Baca berita dengan sedikit iklan, klik di sini

Olahraga

Siasat di Kala Dana Cekak

Pemerintah tak punya dana melimpah untuk menyelenggarakan persiapan ideal bagi beberapa atlet yang bakal menjadi andalan di SEA Games. Agar persiapan maksimal, atlet harus berusaha sendiri.

23 Maret 2015 | 00.00 WIB

Image of Tempo
Perbesar

Baca berita dengan sedikit iklan, klik di sini

DENGAN US$ 270 di kantongnya, petenis nomor satu Indonesia, Christopher Rungkat, nekat terbang dari Manila ke Yangoon, akhir Maret tahun lalu. Selembar tiket pesawat seharga sekitar US$ 180 mengantarnya ke Yangoon. Kini, dengan sisa uang sekitar US$ 80, Christo—demikian Christopher dipanggil— mencoba peruntungannya.

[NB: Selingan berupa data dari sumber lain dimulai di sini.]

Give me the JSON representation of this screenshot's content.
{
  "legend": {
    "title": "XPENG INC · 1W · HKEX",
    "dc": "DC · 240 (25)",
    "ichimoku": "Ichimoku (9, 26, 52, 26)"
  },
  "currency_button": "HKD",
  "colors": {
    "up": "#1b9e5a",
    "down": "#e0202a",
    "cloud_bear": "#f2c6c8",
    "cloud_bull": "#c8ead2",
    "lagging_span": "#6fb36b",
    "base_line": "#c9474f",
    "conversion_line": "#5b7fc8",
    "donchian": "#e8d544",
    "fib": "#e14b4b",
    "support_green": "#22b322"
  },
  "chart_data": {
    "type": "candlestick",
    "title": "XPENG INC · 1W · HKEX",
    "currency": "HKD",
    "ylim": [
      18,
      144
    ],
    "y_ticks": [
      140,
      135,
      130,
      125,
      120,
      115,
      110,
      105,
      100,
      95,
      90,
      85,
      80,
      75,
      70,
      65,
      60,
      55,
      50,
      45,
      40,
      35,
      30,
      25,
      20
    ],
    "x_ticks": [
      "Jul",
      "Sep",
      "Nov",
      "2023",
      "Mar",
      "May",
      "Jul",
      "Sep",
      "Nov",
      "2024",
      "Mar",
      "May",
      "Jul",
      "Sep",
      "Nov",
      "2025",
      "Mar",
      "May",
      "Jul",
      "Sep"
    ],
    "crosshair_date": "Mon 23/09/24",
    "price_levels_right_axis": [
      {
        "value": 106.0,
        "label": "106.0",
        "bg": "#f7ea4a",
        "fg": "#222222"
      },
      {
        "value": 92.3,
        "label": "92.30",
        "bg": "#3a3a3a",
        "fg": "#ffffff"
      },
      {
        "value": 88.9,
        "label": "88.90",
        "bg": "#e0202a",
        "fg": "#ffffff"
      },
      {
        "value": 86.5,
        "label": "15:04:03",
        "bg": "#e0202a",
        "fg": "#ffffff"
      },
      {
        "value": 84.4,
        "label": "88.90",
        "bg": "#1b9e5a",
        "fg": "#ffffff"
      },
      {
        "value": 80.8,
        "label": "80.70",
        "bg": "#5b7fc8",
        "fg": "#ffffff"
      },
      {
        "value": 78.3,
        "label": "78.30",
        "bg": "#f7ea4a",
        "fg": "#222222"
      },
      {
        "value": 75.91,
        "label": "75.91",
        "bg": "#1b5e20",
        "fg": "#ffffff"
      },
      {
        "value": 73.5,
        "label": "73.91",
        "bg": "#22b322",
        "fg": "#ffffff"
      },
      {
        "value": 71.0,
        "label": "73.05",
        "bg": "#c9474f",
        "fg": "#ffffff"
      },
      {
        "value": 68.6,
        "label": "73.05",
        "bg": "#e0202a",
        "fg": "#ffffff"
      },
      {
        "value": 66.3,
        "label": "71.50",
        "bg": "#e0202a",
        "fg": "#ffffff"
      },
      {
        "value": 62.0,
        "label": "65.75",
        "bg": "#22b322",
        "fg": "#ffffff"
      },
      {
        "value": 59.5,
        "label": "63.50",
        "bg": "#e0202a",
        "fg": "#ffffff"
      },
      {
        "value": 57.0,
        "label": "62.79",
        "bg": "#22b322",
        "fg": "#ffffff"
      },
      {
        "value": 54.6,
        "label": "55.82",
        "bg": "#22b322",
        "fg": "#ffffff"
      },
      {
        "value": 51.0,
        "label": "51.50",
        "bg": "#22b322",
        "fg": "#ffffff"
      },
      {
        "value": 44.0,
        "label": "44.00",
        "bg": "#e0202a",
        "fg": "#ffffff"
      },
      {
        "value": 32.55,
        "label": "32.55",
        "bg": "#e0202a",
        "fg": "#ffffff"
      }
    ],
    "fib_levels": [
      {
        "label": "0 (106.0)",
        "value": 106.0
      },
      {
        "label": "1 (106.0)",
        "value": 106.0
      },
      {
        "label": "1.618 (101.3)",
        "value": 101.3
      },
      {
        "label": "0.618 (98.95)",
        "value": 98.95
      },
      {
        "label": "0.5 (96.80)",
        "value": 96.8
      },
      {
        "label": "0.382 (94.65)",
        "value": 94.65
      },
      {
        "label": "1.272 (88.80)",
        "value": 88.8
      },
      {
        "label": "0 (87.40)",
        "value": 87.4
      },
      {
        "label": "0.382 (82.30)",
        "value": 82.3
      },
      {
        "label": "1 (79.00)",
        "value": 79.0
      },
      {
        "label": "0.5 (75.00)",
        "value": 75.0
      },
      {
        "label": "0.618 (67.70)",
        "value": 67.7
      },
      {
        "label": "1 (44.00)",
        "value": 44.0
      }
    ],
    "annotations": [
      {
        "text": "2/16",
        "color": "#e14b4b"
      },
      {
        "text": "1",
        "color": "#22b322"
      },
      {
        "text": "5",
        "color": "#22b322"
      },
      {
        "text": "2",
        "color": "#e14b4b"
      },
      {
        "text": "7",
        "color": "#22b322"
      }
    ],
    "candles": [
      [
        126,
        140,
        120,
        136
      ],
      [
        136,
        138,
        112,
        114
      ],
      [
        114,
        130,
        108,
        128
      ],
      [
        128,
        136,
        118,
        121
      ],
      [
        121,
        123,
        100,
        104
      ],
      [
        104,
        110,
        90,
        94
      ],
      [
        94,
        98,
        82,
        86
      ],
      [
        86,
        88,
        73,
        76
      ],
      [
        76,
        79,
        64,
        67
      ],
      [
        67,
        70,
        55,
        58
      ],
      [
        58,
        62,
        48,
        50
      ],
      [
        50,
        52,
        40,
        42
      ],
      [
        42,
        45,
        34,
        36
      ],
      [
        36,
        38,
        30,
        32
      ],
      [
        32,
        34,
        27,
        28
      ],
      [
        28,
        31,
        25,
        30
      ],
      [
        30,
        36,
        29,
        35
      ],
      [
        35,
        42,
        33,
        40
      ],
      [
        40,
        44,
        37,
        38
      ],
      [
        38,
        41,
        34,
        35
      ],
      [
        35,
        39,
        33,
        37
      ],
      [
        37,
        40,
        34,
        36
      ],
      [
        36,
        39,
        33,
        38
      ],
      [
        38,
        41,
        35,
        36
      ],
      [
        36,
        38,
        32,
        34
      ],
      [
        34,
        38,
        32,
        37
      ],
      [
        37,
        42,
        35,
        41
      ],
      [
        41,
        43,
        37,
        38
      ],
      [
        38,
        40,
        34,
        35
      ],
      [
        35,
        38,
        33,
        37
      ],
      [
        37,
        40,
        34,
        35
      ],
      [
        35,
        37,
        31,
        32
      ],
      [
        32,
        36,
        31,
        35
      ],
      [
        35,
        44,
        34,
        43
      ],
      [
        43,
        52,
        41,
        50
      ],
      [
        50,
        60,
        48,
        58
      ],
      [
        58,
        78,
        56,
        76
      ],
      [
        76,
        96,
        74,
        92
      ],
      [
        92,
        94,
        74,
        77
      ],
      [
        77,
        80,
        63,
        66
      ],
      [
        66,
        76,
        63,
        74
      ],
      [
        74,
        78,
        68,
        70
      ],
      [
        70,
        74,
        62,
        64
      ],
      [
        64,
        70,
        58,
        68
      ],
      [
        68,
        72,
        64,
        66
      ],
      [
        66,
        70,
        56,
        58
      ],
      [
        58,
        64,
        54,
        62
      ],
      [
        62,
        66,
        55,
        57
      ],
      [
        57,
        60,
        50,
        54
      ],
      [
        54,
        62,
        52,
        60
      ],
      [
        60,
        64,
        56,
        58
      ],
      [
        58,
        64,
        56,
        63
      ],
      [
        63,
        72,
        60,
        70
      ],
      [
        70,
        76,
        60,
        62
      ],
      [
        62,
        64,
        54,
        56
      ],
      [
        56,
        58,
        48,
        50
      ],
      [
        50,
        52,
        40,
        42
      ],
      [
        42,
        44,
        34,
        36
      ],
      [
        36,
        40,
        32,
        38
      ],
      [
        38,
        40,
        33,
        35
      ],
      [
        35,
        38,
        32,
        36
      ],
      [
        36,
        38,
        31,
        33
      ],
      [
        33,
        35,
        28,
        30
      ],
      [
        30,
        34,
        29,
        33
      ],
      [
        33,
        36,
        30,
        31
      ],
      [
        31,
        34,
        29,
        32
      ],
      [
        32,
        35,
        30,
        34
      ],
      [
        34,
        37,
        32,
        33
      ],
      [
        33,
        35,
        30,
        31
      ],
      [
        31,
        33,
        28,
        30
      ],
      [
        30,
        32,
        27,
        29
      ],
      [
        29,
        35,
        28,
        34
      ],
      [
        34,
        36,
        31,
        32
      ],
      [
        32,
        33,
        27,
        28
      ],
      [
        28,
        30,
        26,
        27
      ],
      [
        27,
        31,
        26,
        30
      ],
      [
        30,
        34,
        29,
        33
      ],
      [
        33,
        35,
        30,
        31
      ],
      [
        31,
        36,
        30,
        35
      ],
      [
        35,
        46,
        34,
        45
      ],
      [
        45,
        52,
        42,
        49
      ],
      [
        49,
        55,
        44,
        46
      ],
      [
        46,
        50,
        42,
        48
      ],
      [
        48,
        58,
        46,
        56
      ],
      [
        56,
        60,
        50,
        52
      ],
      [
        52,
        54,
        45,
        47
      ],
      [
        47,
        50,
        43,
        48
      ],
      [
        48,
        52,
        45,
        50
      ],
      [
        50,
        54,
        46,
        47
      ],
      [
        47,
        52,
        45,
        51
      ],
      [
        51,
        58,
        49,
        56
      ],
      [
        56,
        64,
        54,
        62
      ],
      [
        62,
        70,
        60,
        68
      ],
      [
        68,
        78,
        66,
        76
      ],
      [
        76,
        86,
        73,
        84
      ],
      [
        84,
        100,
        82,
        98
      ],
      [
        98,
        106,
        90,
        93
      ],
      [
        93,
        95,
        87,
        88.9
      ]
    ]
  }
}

Di Yangoon, Christo mengincar hadiah ribuan dolar di salah satu turnamen lokal untuk mengisi rekeningnya yang kosong. Hal itu dilakukan agar dia bisa memiliki uang buat mengikuti turnamen internasional berikutnya. Ternyata ia menjadi runner-up dan berhak atas hadiah yang setara dengan US$ 4.000. "Selamat, deh, saya bisa tur lagi," ujar Christopher saat menuturkan kejadian itu kepada Tempo di Jakarta, Selasa dua pekan lalu.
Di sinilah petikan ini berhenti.